Reinforced learning models learn how to best interact with an environment, based on a reward function (describing if the result is good or not). For example, banks use reinforced learning models to nominate stocks for investment. These stocks are reviewed by a professional investor who categorizes them “buy” or “don’t buy.” The results from the investor’s review are then tied back into the model to generate more quality recommendations based on the feedback. Thus, the model is reinforced or “trained.”

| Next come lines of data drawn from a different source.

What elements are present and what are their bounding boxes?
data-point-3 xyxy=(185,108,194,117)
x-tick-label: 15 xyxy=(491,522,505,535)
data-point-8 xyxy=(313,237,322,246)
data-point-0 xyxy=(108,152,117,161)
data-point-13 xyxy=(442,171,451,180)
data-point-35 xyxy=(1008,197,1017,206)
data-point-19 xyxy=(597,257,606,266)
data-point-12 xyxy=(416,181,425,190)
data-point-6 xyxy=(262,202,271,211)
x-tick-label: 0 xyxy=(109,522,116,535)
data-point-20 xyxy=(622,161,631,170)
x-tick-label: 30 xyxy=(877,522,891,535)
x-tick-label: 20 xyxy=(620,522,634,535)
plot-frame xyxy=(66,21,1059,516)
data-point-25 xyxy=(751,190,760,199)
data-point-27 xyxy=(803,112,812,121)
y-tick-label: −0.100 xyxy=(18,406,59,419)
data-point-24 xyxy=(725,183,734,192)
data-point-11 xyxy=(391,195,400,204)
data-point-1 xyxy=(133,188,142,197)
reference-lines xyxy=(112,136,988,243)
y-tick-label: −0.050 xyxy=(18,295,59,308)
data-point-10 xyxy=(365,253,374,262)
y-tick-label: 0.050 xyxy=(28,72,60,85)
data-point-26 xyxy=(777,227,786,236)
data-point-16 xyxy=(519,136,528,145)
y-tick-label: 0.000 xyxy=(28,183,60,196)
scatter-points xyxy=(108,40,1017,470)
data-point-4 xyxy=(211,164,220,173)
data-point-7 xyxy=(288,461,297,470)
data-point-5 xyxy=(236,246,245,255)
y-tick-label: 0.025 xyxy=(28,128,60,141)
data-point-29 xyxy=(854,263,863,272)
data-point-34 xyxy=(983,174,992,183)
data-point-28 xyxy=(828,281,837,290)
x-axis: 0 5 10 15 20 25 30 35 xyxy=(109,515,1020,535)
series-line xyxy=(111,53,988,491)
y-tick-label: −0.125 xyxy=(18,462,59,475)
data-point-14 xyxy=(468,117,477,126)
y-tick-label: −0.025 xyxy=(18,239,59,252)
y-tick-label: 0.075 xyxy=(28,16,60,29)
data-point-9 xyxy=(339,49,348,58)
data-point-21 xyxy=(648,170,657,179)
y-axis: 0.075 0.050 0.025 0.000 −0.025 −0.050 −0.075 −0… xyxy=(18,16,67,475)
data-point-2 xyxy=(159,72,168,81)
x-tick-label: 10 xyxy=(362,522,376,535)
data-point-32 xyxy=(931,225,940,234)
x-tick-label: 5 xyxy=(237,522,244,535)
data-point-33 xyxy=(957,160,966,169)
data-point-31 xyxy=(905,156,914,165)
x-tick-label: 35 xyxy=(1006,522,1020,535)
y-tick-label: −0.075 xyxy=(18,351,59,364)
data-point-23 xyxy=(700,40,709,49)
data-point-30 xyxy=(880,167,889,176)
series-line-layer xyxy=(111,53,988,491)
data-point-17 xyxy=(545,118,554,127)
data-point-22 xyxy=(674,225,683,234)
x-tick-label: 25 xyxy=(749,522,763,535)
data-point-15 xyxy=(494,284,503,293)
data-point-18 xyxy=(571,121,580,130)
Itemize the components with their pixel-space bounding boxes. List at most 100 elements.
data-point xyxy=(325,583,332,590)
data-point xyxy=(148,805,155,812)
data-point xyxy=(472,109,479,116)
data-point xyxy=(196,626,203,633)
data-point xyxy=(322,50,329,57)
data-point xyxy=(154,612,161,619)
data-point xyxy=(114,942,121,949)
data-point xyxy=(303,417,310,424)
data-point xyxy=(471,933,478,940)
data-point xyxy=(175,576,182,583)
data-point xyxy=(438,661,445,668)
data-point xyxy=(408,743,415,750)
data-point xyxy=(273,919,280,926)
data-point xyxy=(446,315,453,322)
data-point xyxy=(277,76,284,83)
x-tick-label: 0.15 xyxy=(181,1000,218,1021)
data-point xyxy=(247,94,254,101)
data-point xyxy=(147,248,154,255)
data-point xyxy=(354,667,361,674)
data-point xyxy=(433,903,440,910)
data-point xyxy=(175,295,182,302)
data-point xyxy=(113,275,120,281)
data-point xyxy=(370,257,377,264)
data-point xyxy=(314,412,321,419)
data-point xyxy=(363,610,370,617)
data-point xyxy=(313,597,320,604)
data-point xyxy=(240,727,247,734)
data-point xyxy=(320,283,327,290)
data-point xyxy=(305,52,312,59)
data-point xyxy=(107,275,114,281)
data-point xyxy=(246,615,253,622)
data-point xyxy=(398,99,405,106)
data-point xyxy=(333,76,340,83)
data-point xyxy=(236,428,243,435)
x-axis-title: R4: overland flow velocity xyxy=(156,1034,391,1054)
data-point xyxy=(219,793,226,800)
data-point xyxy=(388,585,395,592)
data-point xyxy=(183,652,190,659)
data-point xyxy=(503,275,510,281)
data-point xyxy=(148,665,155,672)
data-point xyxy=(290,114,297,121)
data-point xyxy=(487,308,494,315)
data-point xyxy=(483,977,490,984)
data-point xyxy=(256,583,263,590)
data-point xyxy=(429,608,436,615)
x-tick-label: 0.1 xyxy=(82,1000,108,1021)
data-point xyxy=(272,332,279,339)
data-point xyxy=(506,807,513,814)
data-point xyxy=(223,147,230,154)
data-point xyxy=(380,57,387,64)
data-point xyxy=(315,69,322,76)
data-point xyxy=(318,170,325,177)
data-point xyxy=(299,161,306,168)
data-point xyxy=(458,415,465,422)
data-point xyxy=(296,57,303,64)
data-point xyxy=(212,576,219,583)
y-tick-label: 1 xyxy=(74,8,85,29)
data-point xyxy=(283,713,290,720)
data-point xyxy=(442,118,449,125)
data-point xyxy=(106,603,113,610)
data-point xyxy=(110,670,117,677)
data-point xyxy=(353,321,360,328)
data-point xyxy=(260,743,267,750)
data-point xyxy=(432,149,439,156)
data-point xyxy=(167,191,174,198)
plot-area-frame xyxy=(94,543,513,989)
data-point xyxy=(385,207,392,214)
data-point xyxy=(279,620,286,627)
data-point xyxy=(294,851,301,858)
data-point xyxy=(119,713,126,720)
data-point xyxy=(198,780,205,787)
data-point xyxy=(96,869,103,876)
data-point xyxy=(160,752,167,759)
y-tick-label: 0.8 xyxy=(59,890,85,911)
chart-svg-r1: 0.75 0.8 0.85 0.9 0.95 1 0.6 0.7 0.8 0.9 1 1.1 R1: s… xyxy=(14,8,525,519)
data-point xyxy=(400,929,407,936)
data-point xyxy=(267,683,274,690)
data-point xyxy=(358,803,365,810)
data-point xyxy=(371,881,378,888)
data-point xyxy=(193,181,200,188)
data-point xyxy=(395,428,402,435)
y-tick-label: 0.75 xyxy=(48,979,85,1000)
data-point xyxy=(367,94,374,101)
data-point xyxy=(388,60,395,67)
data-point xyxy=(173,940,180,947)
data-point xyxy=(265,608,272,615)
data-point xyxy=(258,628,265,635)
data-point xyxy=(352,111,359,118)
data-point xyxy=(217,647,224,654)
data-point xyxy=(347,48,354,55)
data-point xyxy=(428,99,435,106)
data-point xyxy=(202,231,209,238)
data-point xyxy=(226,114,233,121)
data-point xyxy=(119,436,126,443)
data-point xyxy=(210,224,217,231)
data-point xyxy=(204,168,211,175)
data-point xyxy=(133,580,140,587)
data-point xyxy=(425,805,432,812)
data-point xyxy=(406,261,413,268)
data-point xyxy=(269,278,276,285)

Natural Language Processing

Natural language processing (NLP) uses text analysis to understand sentence structure and meaning, sentiment, and intent. NLP tools are widely used in fraud detection tools. The example most people are familiar with (and grateful for) is the spam filter attached to email services. Among other techniques, these tools study the text within an email subject line to make a recommendation on if it is a legitimate email. Speech recognition tools are often built on top of the code used for NLP. Because this is such a big topic, however, I will address it in a separate post.

Chatbots

Chatbots are computer programs designed to simulate conversations with customers, usually over the internet. They are one of the of the most popular applications of AI currently. The business case for chatbots can be quite compelling. They can improve customer experience and simultaneously reduce cost by creating efficiencies and automation. There are, however, many factors that need to be considered when designing and implementing chatbot. If not done properly, chatbots can irritate customers, damage the company’s brand and reputation, and potentially add a tremendous burden to development teams. Like NLP, we have dedicated a white paper specifically to this topic.

Concluding Remarks

AI is such a broad topic that is can be difficult to try to distill into a single paper. In its broadest sense, AI means using computer systems to perform tasks that typically require human intelligence. There are dozens of technologies that could be considered AI; this white paper only outlines a few. Trying to create a framework for categorizing the technologies which could be considered AI is a daunting task. To simply it, I suggest categorizing them by the types of data used: structured or unstructured. Structured data lends itself well to robotic process automation. To use unstructured data, more sophisticated tools (e.g. machine learning) are often called upon.